The vote on the bill was 11-10. Pro

Tem Speaker LoRenzo Bates had to step in and break a tie, according

to media. The Navajo Election Administration had previously

contemplated a delay in the election due to the language issue. The

agency hasn’t publicly responded to the Navajo Nation Supreme Court’s

mandate.

Russell Begaye, who came in third in

the tribe’s primary, will appear on the new ballots if election

officials follow the court’s order. Joe Shirley, Jr., a former

president who speaks Navajo fluently and who came in first, remains

in the race.

ALASKA GOVERNOR SIGNS NATIVE LANGUAGE

BILL SIX MONTH LATER

JUNEAU, Alaska – Alaska Gov. Sean

Parnell (R) signed a Native language bill on Oct. 23, six months

after lawmakers approved it.

House Bill 216 designates 20 Native

languages as official in Alaska. Parnell intentionally delayed

signing it into law in order to present it during the Alaska

Federation of Natives.

"It passed in April,”

Georgianna Lincoln, an AFN board member and former state lawmaker,

told media. “One half a year later he wants the signing at the AFN

convention? Now isn’t that politics?”

Parnell, who is running for

re-election, is on the agenda for this morning’s opening session. But

the signing will take place away from the main AFN convention, which

took place on Oct. 23.

“It seems like it took on a life of

its own on social media, with people inviting other people and so

on,” AFN President Julie Kitka told the News. The ceremony was held

in another room at the Dena’ina Center.

CROW TRIBE SEEKS RENEWAL OF INDIAN COAL

PRODUCTION TAX CREDIT

BILLINGS, Mont. – The Crow Tribe of

Montana is calling on Congress to extend the Indian Coal Production

Tax Credit and make it permanent.

The reservation is home to a large

coal reserve. The tax credit enables the tribe to keep people at

work, Chairman Darrin Old Coyote said. “For the last few years,

we’ve been using the Indian Coal Production Tax Credit,” he said.

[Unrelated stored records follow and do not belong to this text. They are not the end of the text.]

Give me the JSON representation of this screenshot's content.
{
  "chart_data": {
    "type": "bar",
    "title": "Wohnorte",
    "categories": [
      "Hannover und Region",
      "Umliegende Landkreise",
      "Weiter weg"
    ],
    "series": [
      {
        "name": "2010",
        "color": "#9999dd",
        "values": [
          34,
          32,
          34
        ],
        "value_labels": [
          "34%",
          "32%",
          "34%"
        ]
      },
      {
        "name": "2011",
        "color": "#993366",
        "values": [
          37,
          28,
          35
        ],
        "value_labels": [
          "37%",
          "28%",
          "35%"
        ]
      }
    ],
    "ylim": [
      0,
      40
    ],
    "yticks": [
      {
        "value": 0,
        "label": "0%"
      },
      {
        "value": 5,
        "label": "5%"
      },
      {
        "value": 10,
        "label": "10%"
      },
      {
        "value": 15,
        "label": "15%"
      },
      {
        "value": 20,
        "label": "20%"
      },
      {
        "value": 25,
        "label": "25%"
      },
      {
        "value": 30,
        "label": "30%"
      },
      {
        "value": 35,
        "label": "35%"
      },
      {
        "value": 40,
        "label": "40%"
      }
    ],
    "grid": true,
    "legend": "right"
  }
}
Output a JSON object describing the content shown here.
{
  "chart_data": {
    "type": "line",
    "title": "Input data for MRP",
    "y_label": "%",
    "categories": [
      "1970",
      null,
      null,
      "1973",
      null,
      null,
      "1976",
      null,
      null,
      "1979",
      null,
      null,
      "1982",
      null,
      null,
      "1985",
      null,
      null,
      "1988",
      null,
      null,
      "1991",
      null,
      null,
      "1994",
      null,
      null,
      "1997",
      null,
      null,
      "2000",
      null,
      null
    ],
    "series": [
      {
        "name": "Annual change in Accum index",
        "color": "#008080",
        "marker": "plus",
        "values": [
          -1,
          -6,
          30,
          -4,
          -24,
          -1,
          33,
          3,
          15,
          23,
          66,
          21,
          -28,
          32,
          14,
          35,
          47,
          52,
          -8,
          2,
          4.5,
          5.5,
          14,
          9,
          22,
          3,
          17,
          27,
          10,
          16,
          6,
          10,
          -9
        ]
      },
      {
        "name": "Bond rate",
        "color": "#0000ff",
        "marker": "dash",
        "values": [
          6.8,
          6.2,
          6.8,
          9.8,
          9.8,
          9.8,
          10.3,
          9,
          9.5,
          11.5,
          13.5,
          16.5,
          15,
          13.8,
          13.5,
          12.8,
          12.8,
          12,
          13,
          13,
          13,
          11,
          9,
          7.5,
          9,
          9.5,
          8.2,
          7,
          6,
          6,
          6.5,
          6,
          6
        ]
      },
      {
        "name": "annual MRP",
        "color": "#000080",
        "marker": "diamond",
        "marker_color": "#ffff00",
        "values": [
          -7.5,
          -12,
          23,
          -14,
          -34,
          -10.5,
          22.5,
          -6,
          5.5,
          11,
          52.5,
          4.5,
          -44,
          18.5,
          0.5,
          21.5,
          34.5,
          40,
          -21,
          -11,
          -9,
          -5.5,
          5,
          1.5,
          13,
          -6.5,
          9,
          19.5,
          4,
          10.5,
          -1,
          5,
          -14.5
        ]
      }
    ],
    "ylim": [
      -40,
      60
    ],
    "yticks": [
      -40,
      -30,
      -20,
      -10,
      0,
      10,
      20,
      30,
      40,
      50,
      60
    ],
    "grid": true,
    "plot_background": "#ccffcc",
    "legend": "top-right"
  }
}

“When it expired in December 2013, we saw a $3 million reduction in

our budget as a tribe. A lot of our members are still on 32-hour

(work weeks) because of this. Without the tax credit, our future is

dim right now."

Rep. Steve Daines (R-Montana), who met

with the tribe on Oct. 22, is sponsoring H.R.4768 in the House, which

would make the tax credit permanent.

BIA ANNOUNCES CONSULTATIONS FOR

SECRETARIAL ELECTION REGULATION

WASHINGTON – The Bureau of Indian

Affairs will be holding consultation sessions on a new regulation

that affects Secretarial elections.

Three consultations have been

scheduled so far. They will take place Nov. 18 in Oklahoma City,

Okla. and Nov. 20 in Rocklin, Calif.

The changes have been in the works for

several years. The Obama administration held consultations in 2009

and 2010 on a draft rule and the proposed rule was published in the

Federal Register earlier this month.

"A Secretarial election is a

Federal election conducted by the Secretary of the Interior

(Secretary) under a Federal statute or tribal governing document,"

the Oct. 9 notice states. According to the notice, the BIA hasn’t

updated its Secretarial election regulations since 1981.